Biometrics. 2013 Mar;69(1):41-51. doi: 10.1111/j.1541-0420.2012.01808.x. Epub 2012 Sep 24.
Functional principal components (FPC) analysis is widely used to decompose and express functional observations. Curve estimates implicitly condition on basis functions and other quantities derived from FPC decompositions; however these objects are unknown in practice. In this article, we propose a method for obtaining correct curve estimates by accounting for uncertainty in FPC decompositions. Additionally, pointwise and simultaneous confidence intervals that account for both model- and decomposition-based variability are constructed. Standard mixed model representations of functional expansions are used to construct curve estimates and variances conditional on a specific decomposition. Iterated expectation and variance formulas combine model-based conditional estimates across the distribution of decompositions. A bootstrap procedure is implemented to understand the uncertainty in principal component decomposition quantities. Our method compares favorably to competing approaches in simulation studies that include both densely and sparsely observed functions. We apply our method to sparse observations of CD4 cell counts and to dense white-matter tract profiles. Code for the analyses and simulations is publicly available, and our method is implemented in the R package refund on CRAN.

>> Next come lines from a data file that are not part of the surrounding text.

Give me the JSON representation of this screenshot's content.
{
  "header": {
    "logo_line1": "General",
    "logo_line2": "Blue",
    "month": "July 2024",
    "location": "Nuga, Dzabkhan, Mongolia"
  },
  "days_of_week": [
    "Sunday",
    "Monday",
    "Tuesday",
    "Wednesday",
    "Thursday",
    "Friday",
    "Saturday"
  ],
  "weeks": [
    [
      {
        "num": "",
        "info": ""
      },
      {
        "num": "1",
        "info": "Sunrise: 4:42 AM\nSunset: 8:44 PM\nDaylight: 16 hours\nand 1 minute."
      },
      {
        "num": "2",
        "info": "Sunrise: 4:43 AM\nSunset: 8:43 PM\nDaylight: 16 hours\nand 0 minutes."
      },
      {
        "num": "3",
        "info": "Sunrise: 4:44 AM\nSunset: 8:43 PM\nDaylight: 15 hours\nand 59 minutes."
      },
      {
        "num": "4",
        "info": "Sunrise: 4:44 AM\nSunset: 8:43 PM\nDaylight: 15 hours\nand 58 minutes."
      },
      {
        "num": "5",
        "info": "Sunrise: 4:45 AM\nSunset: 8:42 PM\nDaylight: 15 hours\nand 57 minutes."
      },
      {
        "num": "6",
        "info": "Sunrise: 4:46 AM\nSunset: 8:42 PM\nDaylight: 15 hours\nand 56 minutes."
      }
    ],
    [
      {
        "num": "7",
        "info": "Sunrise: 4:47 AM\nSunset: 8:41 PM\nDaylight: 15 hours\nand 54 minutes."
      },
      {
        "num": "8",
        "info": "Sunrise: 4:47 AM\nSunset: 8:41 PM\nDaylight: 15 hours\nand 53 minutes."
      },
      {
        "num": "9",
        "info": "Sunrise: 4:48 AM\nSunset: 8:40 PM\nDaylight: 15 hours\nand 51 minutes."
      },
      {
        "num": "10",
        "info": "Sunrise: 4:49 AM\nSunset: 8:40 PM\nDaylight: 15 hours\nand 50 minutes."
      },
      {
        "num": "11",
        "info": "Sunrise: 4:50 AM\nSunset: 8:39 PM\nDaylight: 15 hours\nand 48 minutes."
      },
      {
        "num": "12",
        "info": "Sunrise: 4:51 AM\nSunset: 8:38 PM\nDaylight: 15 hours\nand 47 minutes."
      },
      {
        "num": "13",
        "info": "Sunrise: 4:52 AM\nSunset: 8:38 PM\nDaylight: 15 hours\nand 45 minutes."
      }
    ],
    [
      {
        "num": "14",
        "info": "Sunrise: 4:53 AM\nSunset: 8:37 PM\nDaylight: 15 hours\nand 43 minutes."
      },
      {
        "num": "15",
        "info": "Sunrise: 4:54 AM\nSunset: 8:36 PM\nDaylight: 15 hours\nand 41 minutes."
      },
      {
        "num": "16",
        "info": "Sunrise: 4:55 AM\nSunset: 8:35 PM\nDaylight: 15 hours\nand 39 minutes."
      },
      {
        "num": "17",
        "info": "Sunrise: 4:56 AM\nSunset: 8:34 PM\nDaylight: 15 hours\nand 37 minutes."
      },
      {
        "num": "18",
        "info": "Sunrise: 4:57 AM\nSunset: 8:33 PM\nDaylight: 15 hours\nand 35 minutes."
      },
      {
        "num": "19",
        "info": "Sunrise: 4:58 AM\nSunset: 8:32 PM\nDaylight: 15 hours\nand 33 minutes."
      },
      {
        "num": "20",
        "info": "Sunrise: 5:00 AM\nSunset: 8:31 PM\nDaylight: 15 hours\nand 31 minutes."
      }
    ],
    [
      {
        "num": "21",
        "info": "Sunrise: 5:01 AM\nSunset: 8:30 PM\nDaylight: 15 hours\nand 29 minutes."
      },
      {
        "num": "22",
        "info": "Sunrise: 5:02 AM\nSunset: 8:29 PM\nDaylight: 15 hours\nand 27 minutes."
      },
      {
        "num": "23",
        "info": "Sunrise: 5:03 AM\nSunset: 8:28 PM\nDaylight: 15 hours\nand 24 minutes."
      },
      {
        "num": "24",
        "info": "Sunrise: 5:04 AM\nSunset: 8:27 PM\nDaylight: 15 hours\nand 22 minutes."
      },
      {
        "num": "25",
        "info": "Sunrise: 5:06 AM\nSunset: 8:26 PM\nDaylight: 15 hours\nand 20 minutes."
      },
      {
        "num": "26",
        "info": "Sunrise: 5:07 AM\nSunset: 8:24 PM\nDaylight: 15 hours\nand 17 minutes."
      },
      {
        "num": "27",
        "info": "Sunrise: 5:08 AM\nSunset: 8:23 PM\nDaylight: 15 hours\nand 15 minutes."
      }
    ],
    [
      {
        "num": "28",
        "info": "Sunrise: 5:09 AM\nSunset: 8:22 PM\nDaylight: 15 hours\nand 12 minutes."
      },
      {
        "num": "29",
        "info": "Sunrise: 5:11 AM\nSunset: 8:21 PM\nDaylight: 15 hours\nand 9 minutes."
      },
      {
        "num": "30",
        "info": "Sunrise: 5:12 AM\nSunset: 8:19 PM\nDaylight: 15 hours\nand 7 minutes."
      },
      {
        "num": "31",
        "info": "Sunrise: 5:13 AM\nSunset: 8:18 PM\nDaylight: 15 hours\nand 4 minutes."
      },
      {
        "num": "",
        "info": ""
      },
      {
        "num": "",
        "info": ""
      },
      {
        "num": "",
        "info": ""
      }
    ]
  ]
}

功能主成分(FPC)分析被广泛用于分解和表达功能观测值。曲线估计隐含地依赖于基函数和从FPC分解中导出的其他量;然而,这些对象在实际中是未知的。在本文中,我们提出了一种通过考虑FPC分解中的不确定性来获得正确曲线估计的方法。此外,还构建了考虑基于模型和基于分解的变异性的逐点和同时置信区间。功能展开的标准混合模型表示用于构建基于特定分解的曲线估计和方差。迭代期望和方差公式结合了跨分解分布的基于模型的条件估计。实施了一个自助程序来理解主成分分解量中的不确定性。在包括密集和稀疏观测函数的模拟研究中,我们的方法优于竞争方法。我们将我们的方法应用于CD4细胞计数的稀疏观测和密集的白质束轮廓。分析和模拟的代码是公开可用的,并且我们的方法在CRAN上的R包refund中实现。